Algorithm 4 (rotationally invariant samples with \(p=2\)) is compared to BFGS-A (the result of applying the SMW formula to the accelerated method AdaRBFGS from [6]) and the three one-sided, non-accelerated algorithms: S1 and DFP defined by Eq. (4) with weights \(W=I\) and \(W = A\) (respectively), and BFGS defined by applying the SMW formula to Eq. (5) with weight \(W=A^{-1}\). We use the same test matrices, initialization, and termination conditions described in Sect. 6: Fig. 2a shows results for \(A=X X^\top \); Fig. 2b shows results for the Hessian matrix Gisette Scale [3]; and Fig. 2c shows results for NASA4704 [4]. SS1A matches or outperforms all other algorithms for the three matrices. As before [13] contains MATLAB scripts and results for all matrices from [6]. Both BFGS-A and SS1A adaptively sample their update spaces. BFGS-A samples from the columns of the Cholesky decomposition of \(B_k\) while SS1-A effectively samples from a small power of the residual \(A-B_k\). Comparing BFGS to BFGS-A and S1 to SS1-A shows the benefits of adaptivity. The hybrid SS1A performs consistently well.

Fig. 2.
figure 2

Accelerated SS1A algorithm outperforms accelerated BFGS algorithms.

8 Conclusions and Future Work

Algorithms 1 to 3 iteratively generate matrix approximations to a fixed target from two-sided samples. Rotationally invariant sampling gives optimal theoretical convergence in general and predicted convergence rates are experimentally verified for several real world matrices, with comparable performance to existing one-sided algorithms. A hybrid method combining simultaneous iteration (to enrich a subspace) with the two-sided sampled update is developed and shown to be competitive with existing one-sided accelerated schemes.

The algorithms systematically make minimal changes and drive weighted residual norms for a fixed A monotonically to zero. Such self-correcting algorithms can potentially approximate slowly changing matrices, A(x).

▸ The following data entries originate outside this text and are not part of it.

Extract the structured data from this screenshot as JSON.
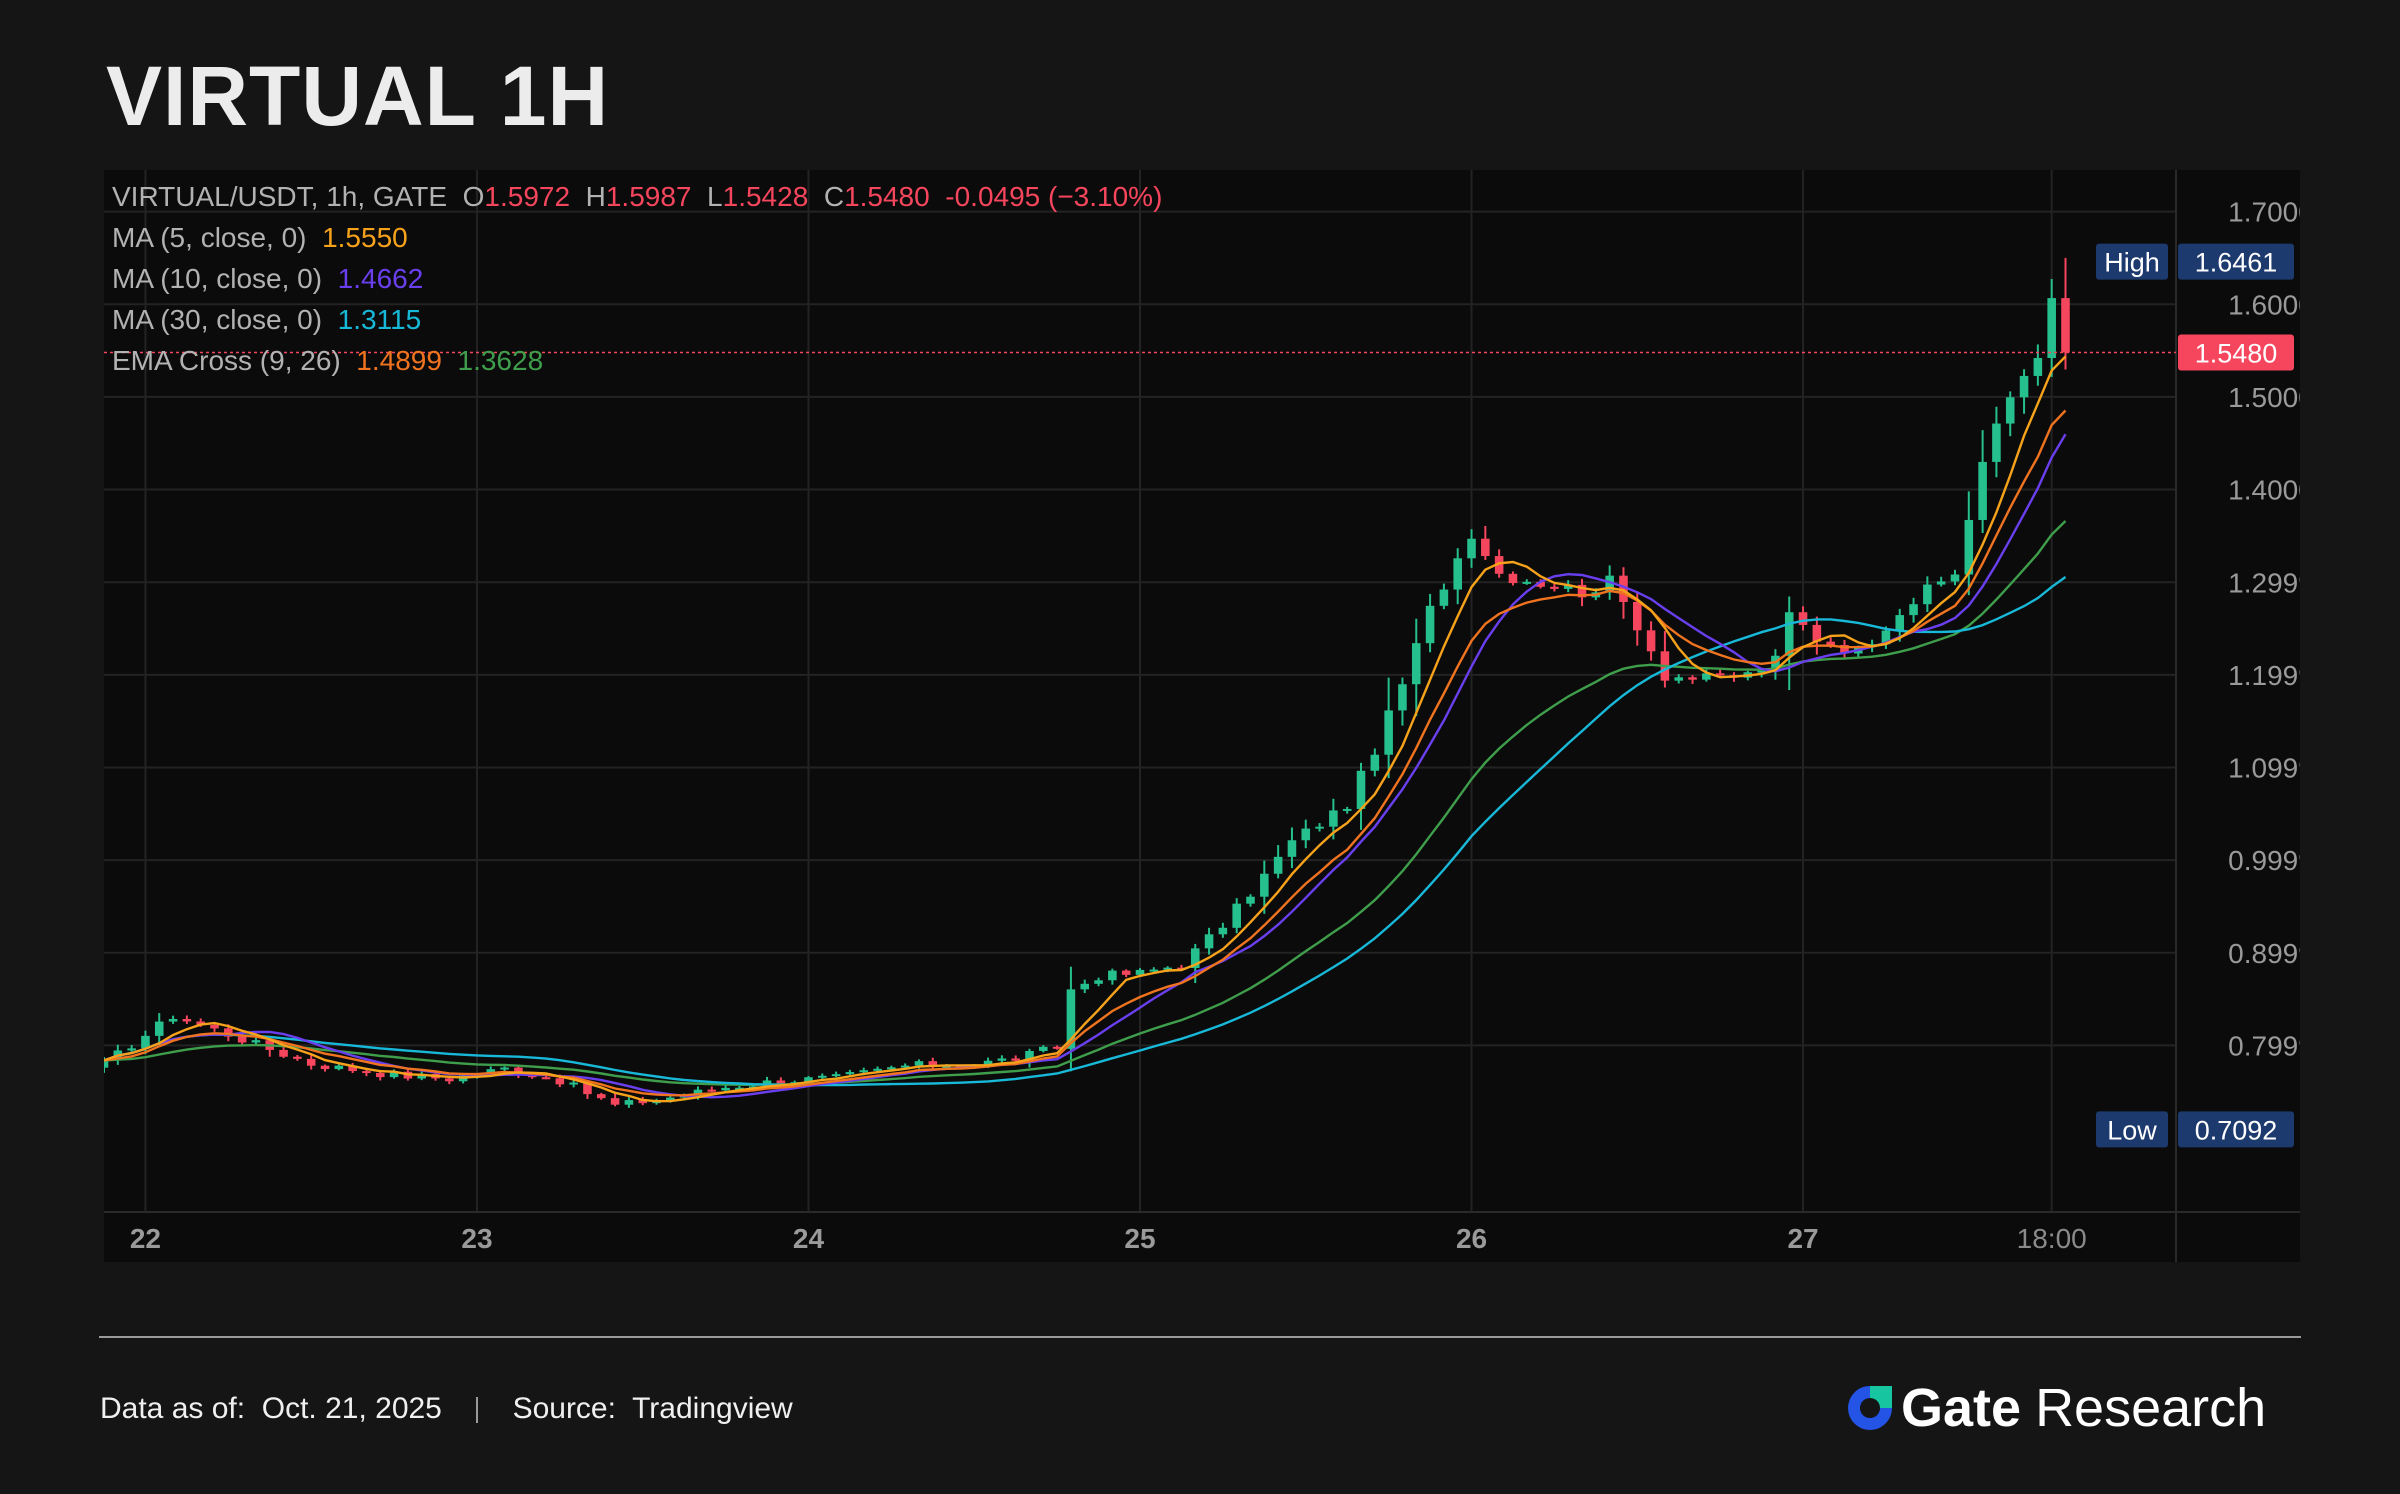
{
  "title": "VIRTUAL 1H",
  "legend": {
    "symbol": "VIRTUAL/USDT, 1h, GATE",
    "o_label": "O",
    "o_value": "1.5972",
    "h_label": "H",
    "h_value": "1.5987",
    "l_label": "L",
    "l_value": "1.5428",
    "c_label": "C",
    "c_value": "1.5480",
    "change": "-0.0495 (−3.10%)",
    "ma5_label": "MA (5, close, 0)",
    "ma5_value": "1.5550",
    "ma10_label": "MA (10, close, 0)",
    "ma10_value": "1.4662",
    "ma30_label": "MA (30, close, 0)",
    "ma30_value": "1.3115",
    "ema_label": "EMA Cross (9, 26)",
    "ema9_value": "1.4899",
    "ema26_value": "1.3628"
  },
  "colors": {
    "up": "#26c08e",
    "down": "#f6465d",
    "ma5": "#f7a21b",
    "ma10": "#6a3ff0",
    "ma30": "#18b9d8",
    "ema9": "#f0731f",
    "ema26": "#3f9e4b",
    "grid": "#232323",
    "axis_text": "#9a9a9a",
    "badge_bg": "#1d3a6e"
  },
  "chart_data": {
    "type": "line",
    "chart_kind": "candlestick",
    "pair": "VIRTUAL/USDT",
    "interval": "1h",
    "exchange": "GATE",
    "x_tick_labels": [
      "22",
      "23",
      "24",
      "25",
      "26",
      "27",
      "18:00"
    ],
    "x_tick_hours": [
      0,
      24,
      48,
      72,
      96,
      120,
      138
    ],
    "y_tick_labels": [
      "1.7000",
      "1.6000",
      "1.5000",
      "1.4000",
      "1.2999",
      "1.1999",
      "1.0999",
      "0.9999",
      "0.8999",
      "0.7999"
    ],
    "y_tick_values": [
      1.7,
      1.6,
      1.5,
      1.4,
      1.2999,
      1.1999,
      1.0999,
      0.9999,
      0.8999,
      0.7999
    ],
    "ylim": [
      0.62,
      1.745
    ],
    "x_range_hours": [
      -3,
      147
    ],
    "grid": true,
    "last_price_label": "1.5480",
    "last_price": 1.548,
    "high_label": "High",
    "high_value": "1.6461",
    "high": 1.6461,
    "low_label": "Low",
    "low_value": "0.7092",
    "low": 0.7092,
    "anchors": [
      [
        -3,
        0.78
      ],
      [
        2,
        0.832
      ],
      [
        6,
        0.812
      ],
      [
        12,
        0.78
      ],
      [
        18,
        0.768
      ],
      [
        22,
        0.764
      ],
      [
        26,
        0.775
      ],
      [
        30,
        0.762
      ],
      [
        34,
        0.735
      ],
      [
        38,
        0.744
      ],
      [
        42,
        0.755
      ],
      [
        46,
        0.762
      ],
      [
        50,
        0.765
      ],
      [
        55,
        0.778
      ],
      [
        60,
        0.78
      ],
      [
        63,
        0.786
      ],
      [
        66,
        0.798
      ],
      [
        67,
        0.86
      ],
      [
        69,
        0.875
      ],
      [
        72,
        0.878
      ],
      [
        75,
        0.888
      ],
      [
        78,
        0.93
      ],
      [
        80,
        0.965
      ],
      [
        83,
        1.02
      ],
      [
        85,
        1.04
      ],
      [
        87,
        1.06
      ],
      [
        89,
        1.12
      ],
      [
        91,
        1.19
      ],
      [
        93,
        1.27
      ],
      [
        96,
        1.355
      ],
      [
        98,
        1.31
      ],
      [
        101,
        1.3
      ],
      [
        104,
        1.29
      ],
      [
        106,
        1.3
      ],
      [
        108,
        1.255
      ],
      [
        110,
        1.2
      ],
      [
        113,
        1.195
      ],
      [
        116,
        1.2
      ],
      [
        118,
        1.215
      ],
      [
        119,
        1.265
      ],
      [
        121,
        1.24
      ],
      [
        124,
        1.225
      ],
      [
        127,
        1.27
      ],
      [
        129,
        1.29
      ],
      [
        131,
        1.31
      ],
      [
        133,
        1.43
      ],
      [
        135,
        1.5
      ],
      [
        137,
        1.55
      ],
      [
        138,
        1.6
      ],
      [
        139,
        1.548
      ]
    ],
    "indicator_last": {
      "ma5": 1.555,
      "ma10": 1.4662,
      "ma30": 1.3115,
      "ema9": 1.4899,
      "ema26": 1.3628
    }
  },
  "footer": {
    "data_label": "Data as of:",
    "data_date": "Oct. 21, 2025",
    "source_label": "Source:",
    "source_value": "Tradingview",
    "brand_name": "Gate",
    "brand_suffix": "Research"
  }
}
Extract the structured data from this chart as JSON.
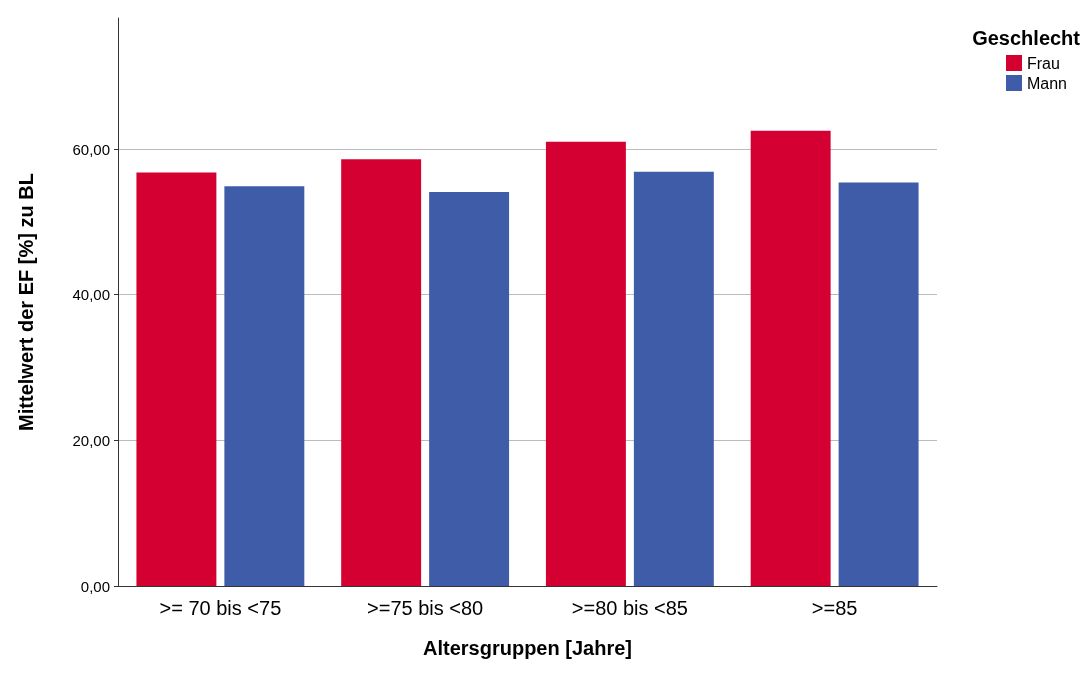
{
  "chart_data": {
    "type": "bar",
    "xlabel": "Altersgruppen [Jahre]",
    "ylabel": "Mittelwert der EF [%] zu BL",
    "legend_title": "Geschlecht",
    "legend": "top right",
    "categories": [
      ">= 70 bis <75",
      ">=75 bis <80",
      ">=80 bis <85",
      ">=85"
    ],
    "series": [
      {
        "name": "Frau",
        "color": "#d50032",
        "values": [
          56.8,
          58.6,
          61.0,
          62.5
        ]
      },
      {
        "name": "Mann",
        "color": "#3f5ca9",
        "values": [
          54.9,
          54.1,
          56.9,
          55.4
        ]
      }
    ],
    "ylim": [
      0,
      78
    ],
    "yticks": [
      {
        "value": 0,
        "label": "0,00"
      },
      {
        "value": 20,
        "label": "20,00"
      },
      {
        "value": 40,
        "label": "40,00"
      },
      {
        "value": 60,
        "label": "60,00"
      }
    ],
    "grid": "y"
  }
}
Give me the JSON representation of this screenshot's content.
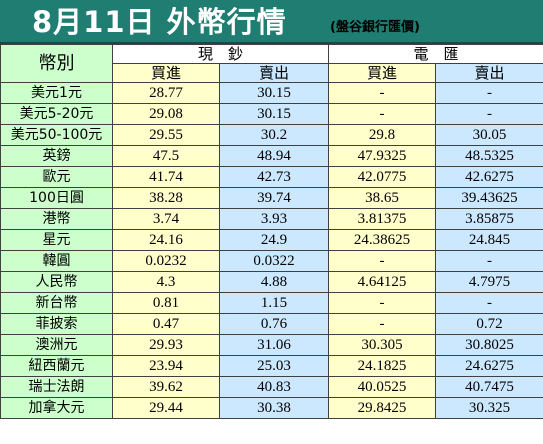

For example, QN optimization algorithms have a slowly changing Hessian target \(\nabla _x^2 f(x_k)\) while solvers for stiff ODEs \(y'(x) = f(y(x))\) have a slowly changing Jacobian target \(\nabla _y f(y(x_k))\). The two-sided sampled matrix approximation algorithms and theory presented in the article provide a general foundation for these and other applications. Efficient factorized updates, compact low rank approximations, inverse approximation, and sparse matrix sampling are all planned.